“Decid a los cobardes de corazón:
«Sed fuertes, no temáis. Mirad a vuestro Dios, que trae el desquite; viene en
persona, resarcirá y os salvará”. Para nosotros, cristianos, la Biblia, la
Sagrada Escritura, es un libro que contiene una enorme colección de mensajes
que Dios ha ido enviando sin cesar a su pueblo para infundirle esperanza, para
ayudarle a superar los momentos difíciles que la vida depara de vez en cuando.
El texto que hemos escuchado hoy como primera lectura intentaba levantar el ánimo del pueblo en un
momento especialmente difícil, y el profeta, para hacer entender la voluntad
salvadora de Dios, no dudó en describir que esta acción anunciada llegaría hasta
el extremo de despegar los ojos del ciego, de abrir los oídos del sordo, que
haría saltar como un ciervo al cojo, y cantar la lengua del mudo. Es desde la perspectiva de este mensaje de esperanza, siempre actual y
válido, de que el amor de Dios siempre está bien dispuesto en favor de la
humanidad, que hoy hemos de leer e interpretar el relato que Marcos propone de
la curación del sordomudo.
El evangelio ha recordado que, durante sus correrías por tierras
palestinas, presentaron a Jesús a un hombre sordo, que apenas podía hablar,
para que le impusiera las manos, es decir para que invocara sobre él la
bendición de Dios.
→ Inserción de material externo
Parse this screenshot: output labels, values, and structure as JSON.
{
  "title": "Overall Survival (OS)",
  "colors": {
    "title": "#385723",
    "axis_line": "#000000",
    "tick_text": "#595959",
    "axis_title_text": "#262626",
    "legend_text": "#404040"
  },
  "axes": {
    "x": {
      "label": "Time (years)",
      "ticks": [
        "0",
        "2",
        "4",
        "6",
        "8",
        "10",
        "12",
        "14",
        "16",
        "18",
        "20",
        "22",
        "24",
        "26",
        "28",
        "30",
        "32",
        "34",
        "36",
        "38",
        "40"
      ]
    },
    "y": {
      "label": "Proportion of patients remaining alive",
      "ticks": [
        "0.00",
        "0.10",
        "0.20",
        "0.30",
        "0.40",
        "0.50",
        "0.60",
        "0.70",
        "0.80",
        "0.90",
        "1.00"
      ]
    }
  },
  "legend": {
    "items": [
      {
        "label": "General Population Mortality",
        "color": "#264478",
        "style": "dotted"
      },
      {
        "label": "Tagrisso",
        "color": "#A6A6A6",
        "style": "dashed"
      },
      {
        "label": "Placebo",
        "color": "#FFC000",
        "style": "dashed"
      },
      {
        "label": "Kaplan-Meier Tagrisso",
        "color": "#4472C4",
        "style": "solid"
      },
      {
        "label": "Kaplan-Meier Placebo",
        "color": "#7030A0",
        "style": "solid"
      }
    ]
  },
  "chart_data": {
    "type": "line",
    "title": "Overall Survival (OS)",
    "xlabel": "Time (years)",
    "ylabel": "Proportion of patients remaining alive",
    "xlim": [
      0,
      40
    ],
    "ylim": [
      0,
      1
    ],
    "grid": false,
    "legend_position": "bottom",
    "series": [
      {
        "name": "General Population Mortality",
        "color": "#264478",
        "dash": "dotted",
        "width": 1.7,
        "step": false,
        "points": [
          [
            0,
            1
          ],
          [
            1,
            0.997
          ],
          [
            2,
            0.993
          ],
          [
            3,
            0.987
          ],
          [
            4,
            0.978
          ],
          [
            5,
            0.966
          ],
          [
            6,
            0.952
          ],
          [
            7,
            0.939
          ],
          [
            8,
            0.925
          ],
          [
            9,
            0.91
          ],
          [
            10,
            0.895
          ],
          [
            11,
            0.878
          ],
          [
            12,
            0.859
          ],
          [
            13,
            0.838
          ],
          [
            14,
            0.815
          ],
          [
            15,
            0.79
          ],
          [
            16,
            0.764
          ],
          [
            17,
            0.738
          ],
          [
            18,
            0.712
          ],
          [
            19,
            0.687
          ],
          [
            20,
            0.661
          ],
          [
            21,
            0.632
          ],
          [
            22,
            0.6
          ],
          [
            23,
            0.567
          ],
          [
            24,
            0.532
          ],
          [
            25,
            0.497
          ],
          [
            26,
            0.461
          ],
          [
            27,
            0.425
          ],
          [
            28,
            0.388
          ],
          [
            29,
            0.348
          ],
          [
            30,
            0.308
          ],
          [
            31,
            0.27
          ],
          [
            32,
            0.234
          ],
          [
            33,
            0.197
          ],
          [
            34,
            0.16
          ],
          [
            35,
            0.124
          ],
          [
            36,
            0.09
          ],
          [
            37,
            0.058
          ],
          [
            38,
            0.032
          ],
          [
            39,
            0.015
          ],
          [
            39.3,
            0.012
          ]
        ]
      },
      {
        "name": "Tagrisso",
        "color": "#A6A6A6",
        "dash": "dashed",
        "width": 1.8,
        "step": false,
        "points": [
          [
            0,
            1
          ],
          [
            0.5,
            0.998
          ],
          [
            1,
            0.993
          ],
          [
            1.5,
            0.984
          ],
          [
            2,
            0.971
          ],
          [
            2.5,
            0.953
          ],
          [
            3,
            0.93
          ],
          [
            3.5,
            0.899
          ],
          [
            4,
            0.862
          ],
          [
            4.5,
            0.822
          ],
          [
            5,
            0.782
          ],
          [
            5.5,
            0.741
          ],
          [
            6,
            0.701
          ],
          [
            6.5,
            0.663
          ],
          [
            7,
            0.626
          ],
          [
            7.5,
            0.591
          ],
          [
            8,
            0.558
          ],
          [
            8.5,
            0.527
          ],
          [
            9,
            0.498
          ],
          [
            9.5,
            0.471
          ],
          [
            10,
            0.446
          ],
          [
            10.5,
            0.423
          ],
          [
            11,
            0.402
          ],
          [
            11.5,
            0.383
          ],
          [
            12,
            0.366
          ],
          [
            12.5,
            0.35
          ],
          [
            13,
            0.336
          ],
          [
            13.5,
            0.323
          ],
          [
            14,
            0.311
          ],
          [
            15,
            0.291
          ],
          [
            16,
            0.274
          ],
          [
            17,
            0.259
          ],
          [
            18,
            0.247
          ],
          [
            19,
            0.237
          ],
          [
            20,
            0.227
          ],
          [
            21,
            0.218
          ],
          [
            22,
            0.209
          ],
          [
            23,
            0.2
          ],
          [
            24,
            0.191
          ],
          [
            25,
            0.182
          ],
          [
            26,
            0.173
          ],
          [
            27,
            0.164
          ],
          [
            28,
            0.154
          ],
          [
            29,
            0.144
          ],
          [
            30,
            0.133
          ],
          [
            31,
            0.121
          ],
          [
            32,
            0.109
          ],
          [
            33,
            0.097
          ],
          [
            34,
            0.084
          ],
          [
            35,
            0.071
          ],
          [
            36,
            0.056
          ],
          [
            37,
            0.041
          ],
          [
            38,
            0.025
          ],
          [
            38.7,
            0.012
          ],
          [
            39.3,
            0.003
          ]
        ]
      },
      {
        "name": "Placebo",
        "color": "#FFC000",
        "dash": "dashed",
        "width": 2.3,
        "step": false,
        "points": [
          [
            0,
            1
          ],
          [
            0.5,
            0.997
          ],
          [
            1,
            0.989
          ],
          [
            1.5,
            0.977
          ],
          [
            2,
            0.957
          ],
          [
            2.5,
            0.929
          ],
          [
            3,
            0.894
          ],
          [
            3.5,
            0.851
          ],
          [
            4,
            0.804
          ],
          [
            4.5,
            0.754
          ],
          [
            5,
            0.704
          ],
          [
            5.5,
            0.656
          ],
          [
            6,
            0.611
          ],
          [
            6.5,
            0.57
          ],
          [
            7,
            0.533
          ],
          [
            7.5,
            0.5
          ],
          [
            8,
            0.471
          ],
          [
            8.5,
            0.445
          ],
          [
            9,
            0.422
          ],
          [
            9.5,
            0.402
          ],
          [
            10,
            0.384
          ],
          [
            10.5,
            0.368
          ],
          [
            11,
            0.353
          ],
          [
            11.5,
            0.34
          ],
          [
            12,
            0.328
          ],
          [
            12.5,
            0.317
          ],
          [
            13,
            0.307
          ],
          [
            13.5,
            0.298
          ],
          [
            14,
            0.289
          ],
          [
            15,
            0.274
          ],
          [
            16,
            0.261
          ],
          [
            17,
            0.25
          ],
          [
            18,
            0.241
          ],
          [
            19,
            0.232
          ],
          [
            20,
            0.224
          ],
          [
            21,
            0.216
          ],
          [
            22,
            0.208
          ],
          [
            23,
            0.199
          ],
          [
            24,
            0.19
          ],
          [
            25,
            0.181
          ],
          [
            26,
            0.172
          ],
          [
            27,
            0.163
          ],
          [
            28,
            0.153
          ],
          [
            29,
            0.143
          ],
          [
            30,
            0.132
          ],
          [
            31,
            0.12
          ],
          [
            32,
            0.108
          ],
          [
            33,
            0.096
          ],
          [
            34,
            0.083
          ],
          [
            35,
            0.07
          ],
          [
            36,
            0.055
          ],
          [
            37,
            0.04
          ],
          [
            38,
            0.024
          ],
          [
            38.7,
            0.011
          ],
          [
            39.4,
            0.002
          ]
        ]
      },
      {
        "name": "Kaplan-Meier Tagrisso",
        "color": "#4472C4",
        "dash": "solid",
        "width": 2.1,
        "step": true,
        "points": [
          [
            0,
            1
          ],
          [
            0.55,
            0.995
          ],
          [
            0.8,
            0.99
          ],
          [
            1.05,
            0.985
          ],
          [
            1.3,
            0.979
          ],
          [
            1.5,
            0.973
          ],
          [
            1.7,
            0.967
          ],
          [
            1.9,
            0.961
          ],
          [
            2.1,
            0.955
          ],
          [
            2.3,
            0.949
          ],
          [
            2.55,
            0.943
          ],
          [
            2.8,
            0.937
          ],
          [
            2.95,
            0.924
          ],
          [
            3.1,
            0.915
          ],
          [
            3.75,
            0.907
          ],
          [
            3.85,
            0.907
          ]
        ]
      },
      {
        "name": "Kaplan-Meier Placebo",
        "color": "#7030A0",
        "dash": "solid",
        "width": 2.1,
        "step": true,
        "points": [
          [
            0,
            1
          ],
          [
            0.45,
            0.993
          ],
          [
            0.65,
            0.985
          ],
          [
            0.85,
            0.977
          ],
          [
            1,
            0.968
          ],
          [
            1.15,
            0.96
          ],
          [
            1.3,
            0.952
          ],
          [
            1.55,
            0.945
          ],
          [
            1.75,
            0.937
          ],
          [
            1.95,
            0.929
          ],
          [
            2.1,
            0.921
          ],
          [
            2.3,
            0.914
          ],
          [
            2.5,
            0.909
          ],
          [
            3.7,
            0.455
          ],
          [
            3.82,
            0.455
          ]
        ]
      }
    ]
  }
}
Es importante entender que Jesús no ha venido al mundo para
ser el curandero de turno que resuelve todos los problemas que afligen a las
personas que se cruzan en su camino y, que cuando el evangelista recuerda a
aquel sordomudo concreto, de hecho está evocando a tantos millones de personas
que han vivido, viven y vivirán sordos a la palabra de Dios, que son incapaces
de relacionarse con los hermanos, que viven encerrados en sí mismos, sin poder
establecer un diálogo esclarecedor que pueda facilitar la paz y la concordia.
Jesús se dio cuenta inmediatamente de la gravedad de la situación de
aquella persona, que vivía marginada por el hecho de no poder oír ni poder
hacerse entender por los que le rodeaban, y se la toma muy en serio. Jesús, para
hacer entender a aquel hombre sus buenas intenciones, aunque pueda sorprender a
nuestra sensibilidad actual, no duda en tocar sus oídos y su lengua. Después, en
una forma sencilla de plegaria, mirando al cielo suspiró y dijo en su lengua
materna. “Ábrete”, restituyéndole así las facultades de oir y hablar
correctamente.
Con este gesto Jesús quiere indicarnos que el Hijo de Dios, hecho hombre,
ha asumido todas las debilidades de la humanidad para ofrecer también a todos
la fuerza para superar tales límites. Jesús quiere dar a los hombres la
capacidad de escuchar la Palabra de Dios y de proclamar sus alabanzas, y así
recibir la salvación que el Padre ofrece a todos, hombres y mujeres de todos
los tiempos y lugares. Pero el gesto de Jesús no pasó desapercibido, y la gente
que presenció la escena prorrumpió con un clamor: “Todo lo ha hecho bien: hace
oír a los sordos y hablar a los mudos”. De alguna manera, la multitud entiende
que en la persona de Jesús encuentran su plenitud las promesas de salvación que
habían anunciado repetidamente los profetas, y con sus palabras de entusiasmo
muestran un comienzo de fe en Jesús, el Salvador.
En la medida en que creemos en Jesús también
nosotros hemos sido salvados. Pero la fe no puede quedar en gestos vacíos o
meras palabras. Hoy, en la segunda lectura, el apóstol Santiago urgía para que
traduzcamos nuestra fe en obras. Si creemos que Dios ha escogido a los pobres
del mundo para hacerlos ricos en la fe y herederos del reino que prometió a los
que le aman, hemos de evitar los falsos criterios de la sociedad en que
vivimos, sin dejarnos guiar por el egoísmo, el poder, la fuerza, el dinero, el
prestigio, sino más bien, adoptando los criterios de Dios, evitando la acepción
de personas y poniéndonos al servicio de los desheredados, de los que sufren. Dios
quiera que nos abramos a la acción del Espíritu Santo para ajustar nuestros caminos
a los criterios de Dios, que nos han sido manifestados con toda claridad en la
persona de su hijo amado, Jesucristo nuestro Señor.